2497 Dernière modification le 29/01/2020 - 11:30
[Dossier Quartiers Bas Carbone] #17 - Les énergéticiens : des acteurs dans les projets bas carbone

L’offre énergétique est aujourd’hui au cœur des projets d’aménagement et de construction, particulièrement pour des projets bas-carbone. Parce qu’énergéticien est un métier à part entière dans le développement territorial, EDF propose aux acteurs de tous les territoires une panoplie de solutions adaptées en rappelant l’importance de faire vivre l’intelligence collective pour définir la ville de demain. Entretien avec Jean-Pierre FrémontDélégué à l’Action Régionale du groupe EDF.

Quel est le regard d’un énergéticien, comme EDF, dès lors que l’on évoque transition écologique, énergie et territoires ?

Jean-Pierre Frémont – Vous posez ici la question de la résilience des territoires… cette capacité de rebond face à des catastrophes mais aussi face à cette mutation lente qu’est le changement climatique.

Le constat est connu et partagé : nous avons une augmentation tendancielle de la température qu’il  faut combattre mais aussi prendre en compte dans notre approche de l’aménagement et de la construction.

Agir sur l’aménagement dans toutes ses dimensions – du bâtiment à la rue, de l’îlot au quartier –   doit permettre de relever ce défi climatique. Rappelons qu’en France, le bâtiment est la première source de gaz à effets de serre avec près de 27 % des émissions devant le transport (25 %).

Dès lors que nous associons aménagement, énergie et résilience, les acteurs locaux disposent de grandes marges de manœuvre.

Il faut que nous travaillions sur des architectures qui nous permettent d’absorber les chocs que nous allons subir dans les années à venir.

Nous devons nous interroger sur la manière de construire pour avoir un bâti susceptible de s’adapter soit à l’augmentation de la température, soit aux crises – inondation, tempête, canicule. Il ne devrait pas y avoir construction qui se réalise sans cette approche.

Cela renvoie également à la création d’îlots de fraîcheur ou encore à la gestion de la perméabilité des sols.  Il existe des réponses curatives, parfois techniques, parfois plus simples, et des réponses préventives lors de la conception ou de l’aménagement. Parfois c’est du simple bon sens, parfois il faut innover.

Il faut enfin s’intégrer aux contraintes économiques de la construction. Il faut pouvoir commercialiser les bâtis construits, que les charges soient maîtrisées dans la durée, et l’exploitation facile et robuste.

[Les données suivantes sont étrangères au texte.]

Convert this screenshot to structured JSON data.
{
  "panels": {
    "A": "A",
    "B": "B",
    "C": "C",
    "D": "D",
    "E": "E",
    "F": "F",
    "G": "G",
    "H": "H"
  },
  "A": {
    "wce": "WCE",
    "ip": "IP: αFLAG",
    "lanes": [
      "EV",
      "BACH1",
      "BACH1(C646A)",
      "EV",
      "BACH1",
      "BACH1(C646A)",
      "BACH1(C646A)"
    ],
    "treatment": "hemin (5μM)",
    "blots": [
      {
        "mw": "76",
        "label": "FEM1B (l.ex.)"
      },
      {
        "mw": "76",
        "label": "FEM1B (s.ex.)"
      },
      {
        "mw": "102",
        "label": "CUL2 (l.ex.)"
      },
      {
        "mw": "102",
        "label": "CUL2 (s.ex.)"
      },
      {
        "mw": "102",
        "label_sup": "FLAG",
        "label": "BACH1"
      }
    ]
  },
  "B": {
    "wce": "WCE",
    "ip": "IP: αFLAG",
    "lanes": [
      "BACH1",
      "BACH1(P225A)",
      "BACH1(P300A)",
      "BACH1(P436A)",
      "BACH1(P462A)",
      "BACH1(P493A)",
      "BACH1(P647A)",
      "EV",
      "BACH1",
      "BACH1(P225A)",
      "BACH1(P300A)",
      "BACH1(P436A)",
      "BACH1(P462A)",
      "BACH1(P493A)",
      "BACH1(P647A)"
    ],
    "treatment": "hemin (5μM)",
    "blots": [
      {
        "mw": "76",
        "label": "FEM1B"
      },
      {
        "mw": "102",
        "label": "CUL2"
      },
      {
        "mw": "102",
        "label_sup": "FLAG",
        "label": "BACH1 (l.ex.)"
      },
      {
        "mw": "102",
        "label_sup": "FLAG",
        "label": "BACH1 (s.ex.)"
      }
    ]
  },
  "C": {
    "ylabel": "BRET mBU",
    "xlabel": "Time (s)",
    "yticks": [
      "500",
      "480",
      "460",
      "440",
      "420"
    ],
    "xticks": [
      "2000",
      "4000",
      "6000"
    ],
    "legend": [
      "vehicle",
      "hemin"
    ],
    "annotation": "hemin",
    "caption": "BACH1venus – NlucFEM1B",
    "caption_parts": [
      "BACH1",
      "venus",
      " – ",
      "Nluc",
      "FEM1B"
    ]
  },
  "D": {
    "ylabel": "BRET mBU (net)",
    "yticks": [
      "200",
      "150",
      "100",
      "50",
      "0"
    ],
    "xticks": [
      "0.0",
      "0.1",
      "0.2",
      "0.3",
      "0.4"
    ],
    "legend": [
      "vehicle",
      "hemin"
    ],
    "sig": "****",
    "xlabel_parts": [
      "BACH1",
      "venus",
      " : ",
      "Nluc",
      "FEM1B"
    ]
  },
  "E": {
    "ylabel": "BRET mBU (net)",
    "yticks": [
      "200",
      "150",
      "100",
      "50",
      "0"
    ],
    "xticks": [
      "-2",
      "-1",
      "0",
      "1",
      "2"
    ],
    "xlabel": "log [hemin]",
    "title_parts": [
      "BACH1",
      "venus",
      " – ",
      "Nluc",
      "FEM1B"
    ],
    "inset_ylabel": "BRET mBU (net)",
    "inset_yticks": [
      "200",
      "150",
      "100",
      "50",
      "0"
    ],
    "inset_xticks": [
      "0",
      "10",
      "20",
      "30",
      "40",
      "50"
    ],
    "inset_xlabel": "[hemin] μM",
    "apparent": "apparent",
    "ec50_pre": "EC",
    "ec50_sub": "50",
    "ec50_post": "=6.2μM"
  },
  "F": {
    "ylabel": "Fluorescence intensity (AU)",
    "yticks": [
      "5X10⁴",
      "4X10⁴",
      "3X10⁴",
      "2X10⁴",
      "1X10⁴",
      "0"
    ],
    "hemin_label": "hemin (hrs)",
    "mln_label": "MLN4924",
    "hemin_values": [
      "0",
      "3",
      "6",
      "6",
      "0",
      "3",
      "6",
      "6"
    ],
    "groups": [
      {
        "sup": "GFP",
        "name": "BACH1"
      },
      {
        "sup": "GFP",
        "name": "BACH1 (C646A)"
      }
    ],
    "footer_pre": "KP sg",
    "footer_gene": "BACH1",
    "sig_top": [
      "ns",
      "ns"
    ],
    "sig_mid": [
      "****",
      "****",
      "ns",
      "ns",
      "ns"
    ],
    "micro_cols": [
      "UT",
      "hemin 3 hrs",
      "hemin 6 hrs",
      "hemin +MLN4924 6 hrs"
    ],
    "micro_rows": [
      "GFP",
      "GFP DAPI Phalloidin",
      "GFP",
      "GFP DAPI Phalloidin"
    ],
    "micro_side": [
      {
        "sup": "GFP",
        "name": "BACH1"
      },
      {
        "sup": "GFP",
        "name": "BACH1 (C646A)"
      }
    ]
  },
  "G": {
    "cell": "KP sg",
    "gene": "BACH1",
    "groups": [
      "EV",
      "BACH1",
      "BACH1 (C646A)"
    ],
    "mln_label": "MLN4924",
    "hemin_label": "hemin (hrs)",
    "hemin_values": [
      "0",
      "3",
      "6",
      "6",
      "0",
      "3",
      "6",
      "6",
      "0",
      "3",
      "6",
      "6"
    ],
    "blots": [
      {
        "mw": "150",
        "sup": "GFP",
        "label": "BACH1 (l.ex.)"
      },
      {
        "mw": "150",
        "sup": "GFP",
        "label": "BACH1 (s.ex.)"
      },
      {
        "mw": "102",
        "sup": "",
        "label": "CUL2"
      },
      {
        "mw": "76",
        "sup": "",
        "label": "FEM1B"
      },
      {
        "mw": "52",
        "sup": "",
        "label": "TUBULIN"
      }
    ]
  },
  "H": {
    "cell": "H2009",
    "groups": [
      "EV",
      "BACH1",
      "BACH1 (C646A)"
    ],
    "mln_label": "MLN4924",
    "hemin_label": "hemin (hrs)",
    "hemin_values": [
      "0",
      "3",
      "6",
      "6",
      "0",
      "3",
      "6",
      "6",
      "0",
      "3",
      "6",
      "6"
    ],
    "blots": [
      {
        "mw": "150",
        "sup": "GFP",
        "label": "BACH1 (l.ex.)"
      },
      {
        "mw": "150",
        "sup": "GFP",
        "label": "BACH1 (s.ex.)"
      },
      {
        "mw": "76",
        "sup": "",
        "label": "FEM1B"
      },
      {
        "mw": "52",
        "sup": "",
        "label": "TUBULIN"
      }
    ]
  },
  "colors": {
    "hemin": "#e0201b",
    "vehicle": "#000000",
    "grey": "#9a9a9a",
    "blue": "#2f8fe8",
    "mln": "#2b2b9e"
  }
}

S’il y a la résilience climatique, permettez-moi de ne pas oublier la résilience d’usage : il est important que les constructions que l’on réalise aujourd’hui soient durable. Elles doivent être capables d’héberger des activités humaines dans la durée. Il faut penser les évolutions futures de nos aménagements. L’exemple du futur village des athlètes de Paris 2024, pour lequel le Groupe EDF apporte son expertise en matière d’énergie, est de ce point de vue exemplaire : nous allons participer à la construction d’un nouveau quartier, écologiquement responsable, qui se projette autant dans l’accueil des athlètes en 2024 que des futurs audoniens pour les décennies suivantes.

 

 Jean-Pierre Frémont, Délégué à l’Action Régionale du groupe EDF

Concrètement, comment cela se passe-t-il lors de la réalisation d’un projet ? Comment faire travailler ensemble énergéticiens et acteurs des territoires ?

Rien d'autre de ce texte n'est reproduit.